«Domani nella battaglia pensa a me»: il titolo shakespeariano del famoso romanzo di Javier Marías sembra perfetto per l'avvertimento lanciato ieri dall'Anm al governo, in vista delle cerimonie di sabato, nelle 26 Corti d'appello, per l'inaugurazione del nuovo anno giudiziario. I magistrati hanno affilato la loro protesta in modo che pesi come «piombo» sul governo: saranno presenti, toga sulle spalle e Costituzione stretta in mano, ma usciranno dall'aula – tranne a L'Aquila – non appena prenderà la parola il rappresentante del ministero della Giustizia. Lo lasceranno solo e rientreranno soltanto quando avrà terminato di parlare. Allora leggeranno, ovunque, un unico, durissimo documento per dire al presidente del Consiglio e alla maggioranza «basta» con gli «insulti e le aggressioni»; «basta» con le «riforme distruttive»; «basta» con leggi «prive di razionalità e coerenza, pensate esclusivamente con riferimento a singole vicende giudiziarie, che hanno finito per mettere in ginocchio la giustizia penale in questo paese». Infine, distribuiranno ai presenti un dossier per dimostrare, dati alla mano di fonte europea, che i magistrati italiani «non sono fannulloni strapagati».

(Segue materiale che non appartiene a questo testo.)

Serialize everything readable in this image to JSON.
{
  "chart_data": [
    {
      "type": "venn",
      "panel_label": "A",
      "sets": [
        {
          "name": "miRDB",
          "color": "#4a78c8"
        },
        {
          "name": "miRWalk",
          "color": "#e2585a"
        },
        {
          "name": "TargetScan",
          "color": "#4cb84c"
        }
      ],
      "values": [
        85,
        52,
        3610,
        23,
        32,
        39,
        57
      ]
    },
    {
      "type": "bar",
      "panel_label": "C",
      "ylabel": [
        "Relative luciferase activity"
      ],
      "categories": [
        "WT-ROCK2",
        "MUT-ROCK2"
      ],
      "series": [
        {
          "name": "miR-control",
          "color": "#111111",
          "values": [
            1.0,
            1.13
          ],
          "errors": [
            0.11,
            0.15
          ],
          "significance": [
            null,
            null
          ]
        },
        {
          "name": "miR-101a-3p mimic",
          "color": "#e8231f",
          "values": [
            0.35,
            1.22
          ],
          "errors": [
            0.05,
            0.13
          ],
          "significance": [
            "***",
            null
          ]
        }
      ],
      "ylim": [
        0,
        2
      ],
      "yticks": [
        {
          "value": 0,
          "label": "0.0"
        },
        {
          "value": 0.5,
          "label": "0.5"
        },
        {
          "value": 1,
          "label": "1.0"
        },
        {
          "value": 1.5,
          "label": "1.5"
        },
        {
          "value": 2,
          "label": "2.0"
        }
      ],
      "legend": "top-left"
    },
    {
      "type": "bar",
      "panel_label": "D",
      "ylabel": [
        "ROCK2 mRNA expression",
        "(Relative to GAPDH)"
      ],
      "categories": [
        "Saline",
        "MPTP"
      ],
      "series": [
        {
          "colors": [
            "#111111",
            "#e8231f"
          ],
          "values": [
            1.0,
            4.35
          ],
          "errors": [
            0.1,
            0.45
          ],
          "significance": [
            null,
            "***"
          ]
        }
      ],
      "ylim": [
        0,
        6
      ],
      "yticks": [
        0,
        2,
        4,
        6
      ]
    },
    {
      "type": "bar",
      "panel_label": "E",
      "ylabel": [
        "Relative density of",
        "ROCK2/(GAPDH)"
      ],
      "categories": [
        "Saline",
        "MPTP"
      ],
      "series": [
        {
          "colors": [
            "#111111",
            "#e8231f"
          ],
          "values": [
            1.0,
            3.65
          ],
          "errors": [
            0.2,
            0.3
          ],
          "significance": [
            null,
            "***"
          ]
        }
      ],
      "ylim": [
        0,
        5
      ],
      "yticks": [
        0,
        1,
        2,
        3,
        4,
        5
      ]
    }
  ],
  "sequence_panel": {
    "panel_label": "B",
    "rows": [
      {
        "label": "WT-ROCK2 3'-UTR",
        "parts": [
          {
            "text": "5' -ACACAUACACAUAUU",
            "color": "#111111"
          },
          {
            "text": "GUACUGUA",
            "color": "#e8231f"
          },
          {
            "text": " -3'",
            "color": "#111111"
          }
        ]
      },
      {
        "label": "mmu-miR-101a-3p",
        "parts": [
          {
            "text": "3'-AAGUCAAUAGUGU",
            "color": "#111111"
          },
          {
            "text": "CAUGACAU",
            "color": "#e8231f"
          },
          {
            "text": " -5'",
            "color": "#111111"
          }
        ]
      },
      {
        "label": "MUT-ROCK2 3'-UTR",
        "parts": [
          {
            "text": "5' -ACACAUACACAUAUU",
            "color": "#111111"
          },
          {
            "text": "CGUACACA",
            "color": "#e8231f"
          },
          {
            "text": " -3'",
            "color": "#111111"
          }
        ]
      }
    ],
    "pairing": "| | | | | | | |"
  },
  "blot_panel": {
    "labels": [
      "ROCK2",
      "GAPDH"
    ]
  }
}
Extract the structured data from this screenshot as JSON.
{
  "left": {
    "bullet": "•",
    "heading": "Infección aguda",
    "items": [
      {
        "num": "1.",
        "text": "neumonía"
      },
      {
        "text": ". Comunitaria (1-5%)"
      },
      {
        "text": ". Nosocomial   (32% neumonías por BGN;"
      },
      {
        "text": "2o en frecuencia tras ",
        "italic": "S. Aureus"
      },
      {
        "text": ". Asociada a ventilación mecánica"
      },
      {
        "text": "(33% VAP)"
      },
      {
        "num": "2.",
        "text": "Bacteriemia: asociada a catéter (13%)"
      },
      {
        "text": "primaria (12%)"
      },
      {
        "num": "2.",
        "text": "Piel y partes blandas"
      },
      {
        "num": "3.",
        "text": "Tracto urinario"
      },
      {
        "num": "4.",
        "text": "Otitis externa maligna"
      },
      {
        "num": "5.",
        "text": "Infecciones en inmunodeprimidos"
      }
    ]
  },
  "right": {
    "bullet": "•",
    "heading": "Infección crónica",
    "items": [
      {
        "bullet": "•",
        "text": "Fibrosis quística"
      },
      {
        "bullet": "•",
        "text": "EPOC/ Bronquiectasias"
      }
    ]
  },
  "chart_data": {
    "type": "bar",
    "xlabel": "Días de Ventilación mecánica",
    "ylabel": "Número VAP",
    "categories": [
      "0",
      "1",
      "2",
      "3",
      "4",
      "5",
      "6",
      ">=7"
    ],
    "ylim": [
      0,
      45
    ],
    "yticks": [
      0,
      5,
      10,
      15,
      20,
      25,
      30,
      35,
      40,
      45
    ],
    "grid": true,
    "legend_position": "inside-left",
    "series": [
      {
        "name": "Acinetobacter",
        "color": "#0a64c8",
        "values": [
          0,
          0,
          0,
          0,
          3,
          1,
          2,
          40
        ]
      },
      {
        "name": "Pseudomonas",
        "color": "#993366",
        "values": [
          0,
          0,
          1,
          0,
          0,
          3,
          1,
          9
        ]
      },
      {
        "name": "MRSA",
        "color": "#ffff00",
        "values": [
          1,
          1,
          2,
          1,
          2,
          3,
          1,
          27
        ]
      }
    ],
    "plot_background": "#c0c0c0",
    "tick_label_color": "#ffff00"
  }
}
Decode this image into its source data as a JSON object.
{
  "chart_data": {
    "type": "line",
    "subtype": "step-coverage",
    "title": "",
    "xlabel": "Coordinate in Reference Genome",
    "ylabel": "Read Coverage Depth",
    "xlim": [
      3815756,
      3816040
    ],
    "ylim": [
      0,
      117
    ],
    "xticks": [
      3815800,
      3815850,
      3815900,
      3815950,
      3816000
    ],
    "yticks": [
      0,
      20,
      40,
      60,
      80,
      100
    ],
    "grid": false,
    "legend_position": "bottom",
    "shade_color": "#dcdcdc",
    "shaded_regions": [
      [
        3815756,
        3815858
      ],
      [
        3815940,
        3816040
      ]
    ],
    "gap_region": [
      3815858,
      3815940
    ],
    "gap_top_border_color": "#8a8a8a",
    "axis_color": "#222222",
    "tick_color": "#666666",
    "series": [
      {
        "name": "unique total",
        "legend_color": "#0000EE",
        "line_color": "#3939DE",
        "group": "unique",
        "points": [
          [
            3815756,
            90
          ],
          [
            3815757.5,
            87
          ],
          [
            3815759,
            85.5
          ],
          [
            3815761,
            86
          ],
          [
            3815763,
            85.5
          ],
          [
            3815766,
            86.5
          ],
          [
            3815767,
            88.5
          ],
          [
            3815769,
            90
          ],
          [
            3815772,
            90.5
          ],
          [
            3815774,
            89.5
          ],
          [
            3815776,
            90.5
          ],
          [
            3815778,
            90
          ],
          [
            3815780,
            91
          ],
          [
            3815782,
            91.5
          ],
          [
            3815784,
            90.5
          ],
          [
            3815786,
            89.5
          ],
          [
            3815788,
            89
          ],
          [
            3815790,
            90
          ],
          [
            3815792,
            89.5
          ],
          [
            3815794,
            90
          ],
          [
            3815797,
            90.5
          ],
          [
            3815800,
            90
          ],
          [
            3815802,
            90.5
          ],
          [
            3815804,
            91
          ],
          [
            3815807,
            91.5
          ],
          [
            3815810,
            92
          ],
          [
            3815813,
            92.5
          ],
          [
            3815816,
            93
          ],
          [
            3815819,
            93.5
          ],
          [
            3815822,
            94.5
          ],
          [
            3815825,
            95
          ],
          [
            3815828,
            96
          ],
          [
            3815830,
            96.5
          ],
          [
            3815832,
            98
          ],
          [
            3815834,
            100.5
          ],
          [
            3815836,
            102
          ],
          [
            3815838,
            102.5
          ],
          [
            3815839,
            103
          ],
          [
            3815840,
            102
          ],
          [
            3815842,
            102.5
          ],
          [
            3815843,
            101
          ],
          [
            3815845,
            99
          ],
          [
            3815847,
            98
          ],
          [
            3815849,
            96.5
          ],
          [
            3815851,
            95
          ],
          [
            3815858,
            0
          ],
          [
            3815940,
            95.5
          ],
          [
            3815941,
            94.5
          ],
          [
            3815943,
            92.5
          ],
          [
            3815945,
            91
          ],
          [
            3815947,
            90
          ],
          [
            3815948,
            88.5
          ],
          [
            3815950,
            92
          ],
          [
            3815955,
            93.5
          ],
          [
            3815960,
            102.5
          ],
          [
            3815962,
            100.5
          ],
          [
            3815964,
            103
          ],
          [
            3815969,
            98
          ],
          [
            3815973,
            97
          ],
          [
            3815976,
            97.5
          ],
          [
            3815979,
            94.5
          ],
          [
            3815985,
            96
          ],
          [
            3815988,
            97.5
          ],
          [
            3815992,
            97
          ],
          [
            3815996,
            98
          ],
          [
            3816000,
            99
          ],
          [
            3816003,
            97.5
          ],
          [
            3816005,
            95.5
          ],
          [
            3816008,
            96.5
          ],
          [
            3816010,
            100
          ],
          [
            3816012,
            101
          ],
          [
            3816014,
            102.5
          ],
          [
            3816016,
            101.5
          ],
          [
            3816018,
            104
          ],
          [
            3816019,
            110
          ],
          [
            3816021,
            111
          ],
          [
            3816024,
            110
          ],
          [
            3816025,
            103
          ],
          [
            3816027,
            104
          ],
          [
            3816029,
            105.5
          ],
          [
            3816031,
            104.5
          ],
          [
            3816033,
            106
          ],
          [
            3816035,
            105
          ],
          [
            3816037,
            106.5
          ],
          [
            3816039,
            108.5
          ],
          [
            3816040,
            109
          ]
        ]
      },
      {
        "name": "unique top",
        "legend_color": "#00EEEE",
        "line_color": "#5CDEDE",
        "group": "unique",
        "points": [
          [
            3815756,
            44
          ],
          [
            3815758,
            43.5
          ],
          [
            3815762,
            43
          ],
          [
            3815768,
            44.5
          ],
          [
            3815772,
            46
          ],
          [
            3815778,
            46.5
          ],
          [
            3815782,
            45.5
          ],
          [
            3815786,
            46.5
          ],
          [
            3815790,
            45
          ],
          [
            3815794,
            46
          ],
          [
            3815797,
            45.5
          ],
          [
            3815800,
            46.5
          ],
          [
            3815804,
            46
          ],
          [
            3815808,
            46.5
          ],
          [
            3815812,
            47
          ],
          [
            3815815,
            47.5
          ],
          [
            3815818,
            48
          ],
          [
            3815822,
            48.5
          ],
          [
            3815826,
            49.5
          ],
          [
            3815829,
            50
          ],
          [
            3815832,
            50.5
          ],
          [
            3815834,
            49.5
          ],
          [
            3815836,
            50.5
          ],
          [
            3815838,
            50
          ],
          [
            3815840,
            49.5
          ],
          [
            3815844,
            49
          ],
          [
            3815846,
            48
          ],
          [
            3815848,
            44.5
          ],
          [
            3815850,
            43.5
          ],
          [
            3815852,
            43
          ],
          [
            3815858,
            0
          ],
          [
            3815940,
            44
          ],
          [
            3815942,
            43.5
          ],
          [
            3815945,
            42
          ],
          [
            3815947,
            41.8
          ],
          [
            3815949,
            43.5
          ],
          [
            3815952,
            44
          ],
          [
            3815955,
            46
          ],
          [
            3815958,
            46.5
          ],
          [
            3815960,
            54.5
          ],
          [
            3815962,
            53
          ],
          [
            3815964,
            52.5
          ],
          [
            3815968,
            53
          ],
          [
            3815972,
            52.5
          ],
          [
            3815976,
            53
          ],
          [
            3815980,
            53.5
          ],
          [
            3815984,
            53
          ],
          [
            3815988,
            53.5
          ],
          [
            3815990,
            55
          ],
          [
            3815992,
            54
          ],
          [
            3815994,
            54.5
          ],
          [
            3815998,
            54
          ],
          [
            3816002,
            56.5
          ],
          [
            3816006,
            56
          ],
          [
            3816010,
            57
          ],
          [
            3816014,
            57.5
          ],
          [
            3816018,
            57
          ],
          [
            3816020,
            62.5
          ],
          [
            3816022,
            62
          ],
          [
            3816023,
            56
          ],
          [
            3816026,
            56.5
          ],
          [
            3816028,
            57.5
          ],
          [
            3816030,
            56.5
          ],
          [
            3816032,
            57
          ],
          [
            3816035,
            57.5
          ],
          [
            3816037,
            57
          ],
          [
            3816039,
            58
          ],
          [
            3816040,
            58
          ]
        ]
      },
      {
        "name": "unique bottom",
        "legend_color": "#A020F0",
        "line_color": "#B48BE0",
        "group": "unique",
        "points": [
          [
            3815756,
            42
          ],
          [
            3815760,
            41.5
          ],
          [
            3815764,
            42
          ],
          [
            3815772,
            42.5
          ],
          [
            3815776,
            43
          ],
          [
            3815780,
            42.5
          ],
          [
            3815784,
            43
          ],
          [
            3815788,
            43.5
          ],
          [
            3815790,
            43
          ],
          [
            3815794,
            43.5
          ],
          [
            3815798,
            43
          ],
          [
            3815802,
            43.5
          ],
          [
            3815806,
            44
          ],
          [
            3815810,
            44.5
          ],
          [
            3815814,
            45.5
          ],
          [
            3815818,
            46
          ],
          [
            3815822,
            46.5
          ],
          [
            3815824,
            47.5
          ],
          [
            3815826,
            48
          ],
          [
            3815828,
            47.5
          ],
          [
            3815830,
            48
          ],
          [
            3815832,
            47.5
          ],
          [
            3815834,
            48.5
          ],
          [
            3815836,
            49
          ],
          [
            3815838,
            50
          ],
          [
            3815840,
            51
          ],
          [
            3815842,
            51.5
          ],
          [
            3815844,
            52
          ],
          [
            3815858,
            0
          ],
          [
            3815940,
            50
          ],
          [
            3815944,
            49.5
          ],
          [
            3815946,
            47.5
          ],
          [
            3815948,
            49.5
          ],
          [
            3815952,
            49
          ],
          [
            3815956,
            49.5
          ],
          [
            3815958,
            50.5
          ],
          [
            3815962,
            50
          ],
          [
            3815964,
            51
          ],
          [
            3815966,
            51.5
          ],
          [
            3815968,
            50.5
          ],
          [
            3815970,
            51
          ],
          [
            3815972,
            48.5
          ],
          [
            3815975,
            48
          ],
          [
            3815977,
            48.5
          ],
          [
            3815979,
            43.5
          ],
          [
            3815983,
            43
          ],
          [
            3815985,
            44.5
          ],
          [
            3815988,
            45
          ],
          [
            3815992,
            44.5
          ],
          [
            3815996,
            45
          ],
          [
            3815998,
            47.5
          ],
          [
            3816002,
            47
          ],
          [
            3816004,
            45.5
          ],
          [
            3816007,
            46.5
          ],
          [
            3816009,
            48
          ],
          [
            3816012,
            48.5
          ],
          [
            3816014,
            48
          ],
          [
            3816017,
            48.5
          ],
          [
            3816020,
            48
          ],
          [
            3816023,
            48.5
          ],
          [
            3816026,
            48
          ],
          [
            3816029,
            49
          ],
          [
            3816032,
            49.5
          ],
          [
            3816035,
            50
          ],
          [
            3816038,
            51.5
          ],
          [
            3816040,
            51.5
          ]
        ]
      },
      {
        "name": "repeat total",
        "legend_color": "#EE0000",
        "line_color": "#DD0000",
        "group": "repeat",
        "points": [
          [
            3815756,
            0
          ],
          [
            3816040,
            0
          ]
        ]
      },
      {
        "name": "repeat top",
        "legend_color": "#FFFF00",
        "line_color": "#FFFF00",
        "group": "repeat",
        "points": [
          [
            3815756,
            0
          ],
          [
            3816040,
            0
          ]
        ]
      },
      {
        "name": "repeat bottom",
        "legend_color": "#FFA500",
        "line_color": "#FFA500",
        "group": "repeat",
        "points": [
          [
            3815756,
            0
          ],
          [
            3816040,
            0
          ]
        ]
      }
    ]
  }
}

Le parole dell'Anm raggiungono il ministro della Giustizia mentre è a palazzo Grazioli in un vertice Pdl con il premier su regionali e giustizia. Dopo un paio d'ore, arriva la replica, altrettando dura, di Alfano: «Sono il ministro della Giustizia, servo il mio paese e ho giurato sulla Costituzione», scrive il guardasigilli, bollando come «improvvide» le indicazioni dell'Anm sull'anno giudiziario. «Io ci sarò», aggiunge (confermando la sua presenza domani in Cassazione e sabato a L'Aquila), mentre l'Anm «ha scelto di «macchiare una giornata per i cittadini e per il loro diritto di avere giustizia», dando di sé «un'immagine» in contrasto con «il senso etico delle migliaia di magistrati che ogni mattina servono l'Italia e le istituzioni». Invece di inaugurare l'anno gudiziario, l'Anm ha scelto di «inaugurare la campagna elettorale» per il Csm (si vota in primavera), dice Alfano, sapendo che dall'iniziativa del sindacato delle toghe ha preso le distanze la corrente di opposizione, Magistratura indipendente (che conta numerosi esponenti a via Arenula).

Alla voce di Alfano si aggiungono ben presto quelle di tutti gli esponenti del Pdl: Sandro Bondi parla di «una profonda e oltraggiosa lesione dell'ordine costituzionale» e Fabrizio Cicchitto di «vulnus allo stato di diritto», mentre il Pd difende il diritto dell'Anm di esprimere il proprio dissenso e l'Idv invita il governo «a riflettere sulle ragioni della protesta» delle toghe.

La tensione, insomma, è sempre più alta. Per non farla arrivare alle stelle, ieri il Pdl ha deciso un passo indietro sul ddl che al momento sta più a cuore al premier, quello sul «legittimo impedimento». Per evitare scontri istituzionali (con il Quirinale) e con l'Udc (disponibile ad appoggiare il ddl), ma anche clamorosi boomerang, si è deciso di non estendere il «legittimo impedimento» ai sottosegretari (ne avrebbe beneficiato Nicola Cosentino) e tanto meno ai «concorrenti nel reato». Il combinato disposto delle due norme – e l'automatismo del rinvio, che invece rimane – avrebbe sospeso i processi anche per il figlio di Berlusconi, Piersilvio, e per Fedele Confalonieri, coimputati del premier nei processi Mediaset 1 e 2 per frode fiscale. Di più: nei processi per mafia (come quello a Cosentino, imputato di concorso esterno), lo stop sarebbe stato generalizzato. Berlusconi si è reso conto che il rischio di un'incostituzionalità sarebbe stato enorme e perciò, per ora, ha preferito soprassedere pur di incassare il ddl, in vista dell'approvazione di un lodo Alfano bis in veste costituzionale. Che ieri, nel vertice a palazzo Grazioli, si è deciso di presentare al più presto al Senato.